Depressive symptoms do not represent a diagnosis of depression, but the finding is based on responses to eight questions in the survey seeking to assess participants’ emotional wellbeing.

One question asked how often in the previous week they had felt their life was a failure.

These results broadly mirror findings in the ‘My World’ survey published this week, showing 26pc of 18-25-year-olds in Ireland were reporting severe anxiety.

The latest ‘Growing Up in Ireland’ report is an analysis of responses from 5,191 20-year-olds interviewed between August 2018 and June 2019.

Most are still living at home and financially dependent on their parents, especially for basic living expenses.

About 8pc are experiencing financial strain with higher figures from those in the lowest-skilled social classes.

Almost two in three (62pc) are in further or higher education, 6pc are in training, 21pc are working full-time, 6pc are working part-time, and 5pc are not in employment, education or training.

Access to housing is the issue causing most concern to the group, and a desire for financial and employment security featured strongly in their aspirations for themselves in the next 10 years.

Only a minority attach high importance to having a long-term relationship or having a child by the age of 30 – 29pc and 14pc respectively.

Most reported generally positive health, but they have grown fatter since they were aged 17-18. While 27pc were overweight or obese three years earlier, it was up to 36pc by the time they were 20.

The obesity rates among young women is almost double that of young men – 16pc against 9pc.

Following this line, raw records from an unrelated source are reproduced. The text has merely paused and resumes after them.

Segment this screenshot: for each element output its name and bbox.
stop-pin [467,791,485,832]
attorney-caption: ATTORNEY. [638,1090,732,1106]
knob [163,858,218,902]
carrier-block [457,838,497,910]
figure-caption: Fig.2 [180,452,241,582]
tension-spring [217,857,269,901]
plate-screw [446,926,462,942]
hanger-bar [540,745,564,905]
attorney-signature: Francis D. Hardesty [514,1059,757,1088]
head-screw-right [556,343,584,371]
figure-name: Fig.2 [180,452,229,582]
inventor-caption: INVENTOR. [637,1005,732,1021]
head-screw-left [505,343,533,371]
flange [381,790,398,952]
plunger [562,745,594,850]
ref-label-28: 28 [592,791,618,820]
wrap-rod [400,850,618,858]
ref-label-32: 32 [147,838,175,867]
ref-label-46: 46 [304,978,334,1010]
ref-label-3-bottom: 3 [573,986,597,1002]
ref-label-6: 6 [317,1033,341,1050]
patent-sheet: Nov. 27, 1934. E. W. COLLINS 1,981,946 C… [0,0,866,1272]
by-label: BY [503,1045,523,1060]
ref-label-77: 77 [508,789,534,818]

And young women tend to be less physically active.

About 15pc smoke daily and another 23pc smoke occasionally while almost all (93pc) drink alcohol.

Nearly one quarter use cannabis occasionally or more often.

While high levels of stress were reported, most use constructive strategies to cope, such as talking to friends (51pc), spending time on hobbies or listening to music (50pc) or discussing the situation with their family (37pc).

‘Growing Up in Ireland’ is funded by the Department of Children with a contribution from Atlantic Philanthropies. Research is overseen by the ESRI and Trinity College.